As opposed to macronutrients (protein, fat and carbohydrates), micronutrients are necessary in the diet only in very small amounts. They are what we commonly refer to as vitamins and minerals. But despite the fact that we need very little of them, if we are lacking in even one of these micronutrients, it can wreak havoc with all of our body’s systems. Micronutrients are essential for the production of enzymes, hormones, and proper growth and development.
It is important to eat a varied diet consisting of both plant- and animal-based foods because no single food contains all the micronutrients the body needs. For example, as healthy as broccoli is, if you ate nothing but broccoli you would end up being severely malnourished. Although you would receive a healthy amount of vitamin C and good amounts of vitamins A and B6, it is completely lacking in vitamin B12, which after a time would lead to you developing anemia and other significant health problems.

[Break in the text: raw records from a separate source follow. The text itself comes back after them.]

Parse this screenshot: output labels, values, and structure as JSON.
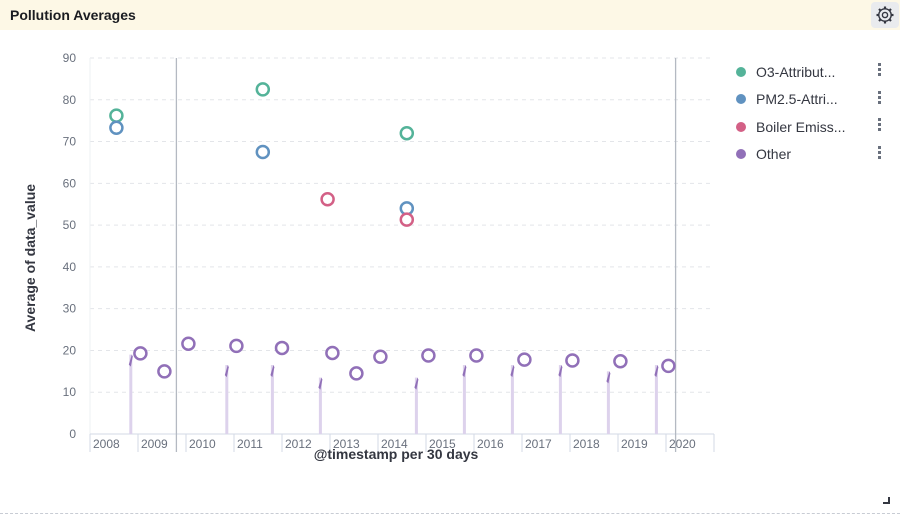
{
  "panel": {
    "title": "Pollution Averages",
    "settings_icon": "gear-icon"
  },
  "colors": {
    "o3": "#54b399",
    "pm25": "#6092c0",
    "boiler": "#d36086",
    "other": "#9170b8"
  },
  "legend": [
    {
      "label": "O3-Attribut...",
      "color": "#54b399"
    },
    {
      "label": "PM2.5-Attri...",
      "color": "#6092c0"
    },
    {
      "label": "Boiler Emiss...",
      "color": "#d36086"
    },
    {
      "label": "Other",
      "color": "#9170b8"
    }
  ],
  "chart_data": {
    "type": "scatter",
    "xlabel": "@timestamp per 30 days",
    "ylabel": "Average of data_value",
    "ylim": [
      0,
      90
    ],
    "yticks": [
      0,
      10,
      20,
      30,
      40,
      50,
      60,
      70,
      80,
      90
    ],
    "xlim": [
      2008.0,
      2021.0
    ],
    "xticks": [
      "2008",
      "2009",
      "2010",
      "2011",
      "2012",
      "2013",
      "2014",
      "2015",
      "2016",
      "2017",
      "2018",
      "2019",
      "2020"
    ],
    "grid": "horizontal dashed",
    "legend_position": "right",
    "reference_lines_x": [
      2009.8,
      2020.2
    ],
    "series": [
      {
        "name": "O3-Attributable...",
        "color": "#54b399",
        "points": [
          {
            "x": 2008.55,
            "y": 76.2
          },
          {
            "x": 2011.6,
            "y": 82.5
          },
          {
            "x": 2014.6,
            "y": 72.0
          }
        ]
      },
      {
        "name": "PM2.5-Attributable...",
        "color": "#6092c0",
        "points": [
          {
            "x": 2008.55,
            "y": 73.3
          },
          {
            "x": 2011.6,
            "y": 67.5
          },
          {
            "x": 2014.6,
            "y": 54.0
          }
        ]
      },
      {
        "name": "Boiler Emissions...",
        "color": "#d36086",
        "points": [
          {
            "x": 2012.95,
            "y": 56.2
          },
          {
            "x": 2014.6,
            "y": 51.3
          }
        ]
      },
      {
        "name": "Other",
        "color": "#9170b8",
        "points": [
          {
            "x": 2009.05,
            "y": 19.3
          },
          {
            "x": 2009.55,
            "y": 15.0
          },
          {
            "x": 2010.05,
            "y": 21.6
          },
          {
            "x": 2011.05,
            "y": 21.1
          },
          {
            "x": 2012.0,
            "y": 20.6
          },
          {
            "x": 2013.05,
            "y": 19.4
          },
          {
            "x": 2013.55,
            "y": 14.5
          },
          {
            "x": 2014.05,
            "y": 18.5
          },
          {
            "x": 2015.05,
            "y": 18.8
          },
          {
            "x": 2016.05,
            "y": 18.8
          },
          {
            "x": 2017.05,
            "y": 17.8
          },
          {
            "x": 2018.05,
            "y": 17.6
          },
          {
            "x": 2019.05,
            "y": 17.4
          },
          {
            "x": 2020.05,
            "y": 16.3
          }
        ],
        "spikes": [
          {
            "x": 2008.85,
            "y": 19.0
          },
          {
            "x": 2010.85,
            "y": 16.5
          },
          {
            "x": 2011.8,
            "y": 16.5
          },
          {
            "x": 2012.8,
            "y": 13.5
          },
          {
            "x": 2014.8,
            "y": 13.5
          },
          {
            "x": 2015.8,
            "y": 16.5
          },
          {
            "x": 2016.8,
            "y": 16.5
          },
          {
            "x": 2017.8,
            "y": 16.5
          },
          {
            "x": 2018.8,
            "y": 15.0
          },
          {
            "x": 2019.8,
            "y": 16.5
          }
        ]
      }
    ]
  }
}
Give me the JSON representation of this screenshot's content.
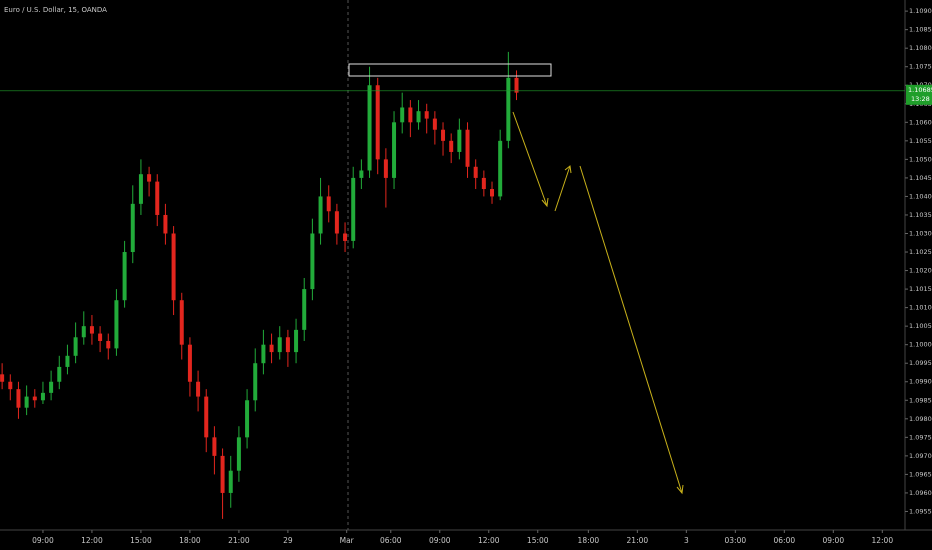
{
  "chart_data": {
    "type": "candlestick",
    "title": "Euro / U.S. Dollar, 15, OANDA",
    "x": [
      6.5,
      7,
      7.5,
      8,
      8.5,
      9,
      9.5,
      10,
      10.5,
      11,
      11.5,
      12,
      12.5,
      13,
      13.5,
      14,
      14.5,
      15,
      15.5,
      16,
      16.5,
      17,
      17.5,
      18,
      18.5,
      19,
      19.5,
      20,
      20.5,
      21,
      21.5,
      22,
      22.5,
      23,
      23.5,
      24,
      24.5,
      25,
      25.5,
      26,
      26.5,
      27,
      27.5,
      28,
      28.5,
      29,
      29.5,
      30,
      30.5,
      31,
      31.5,
      32,
      32.5,
      33,
      33.5,
      34,
      34.5,
      35,
      35.5,
      36,
      36.5,
      37,
      37.5,
      38
    ],
    "open": [
      1.0992,
      1.099,
      1.0988,
      1.0983,
      1.0986,
      1.0985,
      1.0987,
      1.099,
      1.0994,
      1.0997,
      1.1002,
      1.1005,
      1.1003,
      1.1001,
      1.0999,
      1.1012,
      1.1025,
      1.1038,
      1.1046,
      1.1044,
      1.1035,
      1.103,
      1.1012,
      1.1,
      1.099,
      1.0986,
      1.0975,
      1.097,
      1.096,
      1.0966,
      1.0975,
      1.0985,
      1.0995,
      1.1,
      1.0998,
      1.1002,
      1.0998,
      1.1004,
      1.1015,
      1.103,
      1.104,
      1.1036,
      1.103,
      1.1028,
      1.1045,
      1.1047,
      1.107,
      1.105,
      1.1045,
      1.106,
      1.1064,
      1.106,
      1.1063,
      1.1061,
      1.1058,
      1.1055,
      1.1052,
      1.1058,
      1.1048,
      1.1045,
      1.1042,
      1.104,
      1.1055,
      1.1072
    ],
    "high": [
      1.0995,
      1.0992,
      1.099,
      1.0989,
      1.0988,
      1.099,
      1.0993,
      1.0997,
      1.1,
      1.1006,
      1.1009,
      1.1008,
      1.1005,
      1.1003,
      1.1015,
      1.1028,
      1.1043,
      1.105,
      1.1048,
      1.1046,
      1.1038,
      1.1032,
      1.1014,
      1.1002,
      1.0993,
      1.0988,
      1.0978,
      1.0972,
      1.097,
      1.0978,
      1.0988,
      1.0999,
      1.1004,
      1.1003,
      1.1005,
      1.1004,
      1.1007,
      1.1018,
      1.1034,
      1.1045,
      1.1043,
      1.1038,
      1.1033,
      1.1048,
      1.105,
      1.1075,
      1.1072,
      1.1053,
      1.1063,
      1.1068,
      1.1066,
      1.1066,
      1.1065,
      1.1063,
      1.106,
      1.1057,
      1.1061,
      1.106,
      1.105,
      1.1047,
      1.1044,
      1.1058,
      1.1079,
      1.1074
    ],
    "low": [
      1.0988,
      1.0985,
      1.098,
      1.0981,
      1.0983,
      1.0984,
      1.0985,
      1.0988,
      1.0992,
      1.0995,
      1.1,
      1.1,
      1.0998,
      1.0996,
      1.0997,
      1.101,
      1.1022,
      1.1035,
      1.104,
      1.1032,
      1.1027,
      1.1008,
      1.0996,
      1.0986,
      1.0982,
      1.0971,
      1.0965,
      1.0953,
      1.0956,
      1.0963,
      1.0972,
      1.0982,
      1.0992,
      1.0995,
      1.0996,
      1.0994,
      1.0995,
      1.1001,
      1.1012,
      1.1027,
      1.1033,
      1.1027,
      1.1025,
      1.1026,
      1.1042,
      1.1045,
      1.1046,
      1.1037,
      1.1042,
      1.1057,
      1.1056,
      1.1058,
      1.1057,
      1.1054,
      1.1051,
      1.1049,
      1.105,
      1.1045,
      1.1042,
      1.104,
      1.1038,
      1.1039,
      1.1053,
      1.1066
    ],
    "close": [
      1.099,
      1.0988,
      1.0983,
      1.0986,
      1.0985,
      1.0987,
      1.099,
      1.0994,
      1.0997,
      1.1002,
      1.1005,
      1.1003,
      1.1001,
      1.0999,
      1.1012,
      1.1025,
      1.1038,
      1.1046,
      1.1044,
      1.1035,
      1.103,
      1.1012,
      1.1,
      1.099,
      1.0986,
      1.0975,
      1.097,
      1.096,
      1.0966,
      1.0975,
      1.0985,
      1.0995,
      1.1,
      1.0998,
      1.1002,
      1.0998,
      1.1004,
      1.1015,
      1.103,
      1.104,
      1.1036,
      1.103,
      1.1028,
      1.1045,
      1.1047,
      1.107,
      1.105,
      1.1045,
      1.106,
      1.1064,
      1.106,
      1.1063,
      1.1061,
      1.1058,
      1.1055,
      1.1052,
      1.1058,
      1.1048,
      1.1045,
      1.1042,
      1.104,
      1.1055,
      1.1072,
      1.1068
    ],
    "up_color": "#22ab3a",
    "down_color": "#e3261e",
    "xlim": [
      6.37,
      61.79
    ],
    "xticks": [
      {
        "value": 9,
        "label": "09:00"
      },
      {
        "value": 12,
        "label": "12:00"
      },
      {
        "value": 15,
        "label": "15:00"
      },
      {
        "value": 18,
        "label": "18:00"
      },
      {
        "value": 21,
        "label": "21:00"
      },
      {
        "value": 24,
        "label": "29"
      },
      {
        "value": 27.6,
        "label": "Mar"
      },
      {
        "value": 30.3,
        "label": "06:00"
      },
      {
        "value": 33.3,
        "label": "09:00"
      },
      {
        "value": 36.3,
        "label": "12:00"
      },
      {
        "value": 39.3,
        "label": "15:00"
      },
      {
        "value": 42.4,
        "label": "18:00"
      },
      {
        "value": 45.4,
        "label": "21:00"
      },
      {
        "value": 48.4,
        "label": "3"
      },
      {
        "value": 51.4,
        "label": "03:00"
      },
      {
        "value": 54.4,
        "label": "06:00"
      },
      {
        "value": 57.4,
        "label": "09:00"
      },
      {
        "value": 60.4,
        "label": "12:00"
      }
    ],
    "ylim": [
      1.095,
      1.1093
    ],
    "yticks": [
      {
        "value": 1.0955,
        "label": "1.09550"
      },
      {
        "value": 1.096,
        "label": "1.09600"
      },
      {
        "value": 1.0965,
        "label": "1.09650"
      },
      {
        "value": 1.097,
        "label": "1.09700"
      },
      {
        "value": 1.0975,
        "label": "1.09750"
      },
      {
        "value": 1.098,
        "label": "1.09800"
      },
      {
        "value": 1.0985,
        "label": "1.09850"
      },
      {
        "value": 1.099,
        "label": "1.09900"
      },
      {
        "value": 1.0995,
        "label": "1.09950"
      },
      {
        "value": 1.1,
        "label": "1.10000"
      },
      {
        "value": 1.1005,
        "label": "1.10050"
      },
      {
        "value": 1.101,
        "label": "1.10100"
      },
      {
        "value": 1.1015,
        "label": "1.10150"
      },
      {
        "value": 1.102,
        "label": "1.10200"
      },
      {
        "value": 1.1025,
        "label": "1.10250"
      },
      {
        "value": 1.103,
        "label": "1.10300"
      },
      {
        "value": 1.1035,
        "label": "1.10350"
      },
      {
        "value": 1.104,
        "label": "1.10400"
      },
      {
        "value": 1.1045,
        "label": "1.10450"
      },
      {
        "value": 1.105,
        "label": "1.10500"
      },
      {
        "value": 1.1055,
        "label": "1.10550"
      },
      {
        "value": 1.106,
        "label": "1.10600"
      },
      {
        "value": 1.1065,
        "label": "1.10650"
      },
      {
        "value": 1.107,
        "label": "1.10700"
      },
      {
        "value": 1.1075,
        "label": "1.10750"
      },
      {
        "value": 1.108,
        "label": "1.10800"
      },
      {
        "value": 1.1085,
        "label": "1.10850"
      },
      {
        "value": 1.109,
        "label": "1.10900"
      }
    ],
    "price_line": {
      "value": 1.10685,
      "label": "1.10685",
      "countdown": "13:28",
      "color": "#1f9e2a"
    }
  }
}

Even though some micronutrients are required only in trace amounts, such as copper, selenium, chromium, manganese and zinc, some populations are deficient in these nutrients either through an insufficiently varied diet, or mineral depletion in the soil the food is grown in. Modern farming practices have led to significant soil depletion in many areas of the world and the crops grown on that land are less nutritious than they were 50 years ago.
A study published by researchers from the University of Texas at Austin that compared data from the U.S. Department of Agriculture in 1950 and 1999 found that there had been significant reductions in the amount of nutrients found in 43 different fruits and vegetables over that 50-year time span. Nutrient data from 1975 to 1997 was analyzed by researchers at the Kushi Institute, which found an average drop in calcium levels of 27% in 12 fresh vegetables, vitamin A levels had dropped 21%, iron levels had dropped 37%, and vitamin C levels were 30% lower in just over 20 years. Another study found that we would have to eat 8 oranges today to get the equivalent nutrients that our grandparents would have gotten by eating just one.
This illustrates why it is so important to eat a healthy selection of fruits and vegetables. To get as many nutrients as possible from the foods you eat, you may want to consider buying locally-grown or organic produce when possible, since this produce is likely grown in healthier soil. You can also get a concentrated amount of vitamins and minerals by preparing a daily serving of juices or smoothies. This enables you to consume more fruits and vegetables than you may otherwise be able, ensuring that you get all the micronutrients you need to maintain the health of all your body’s systems.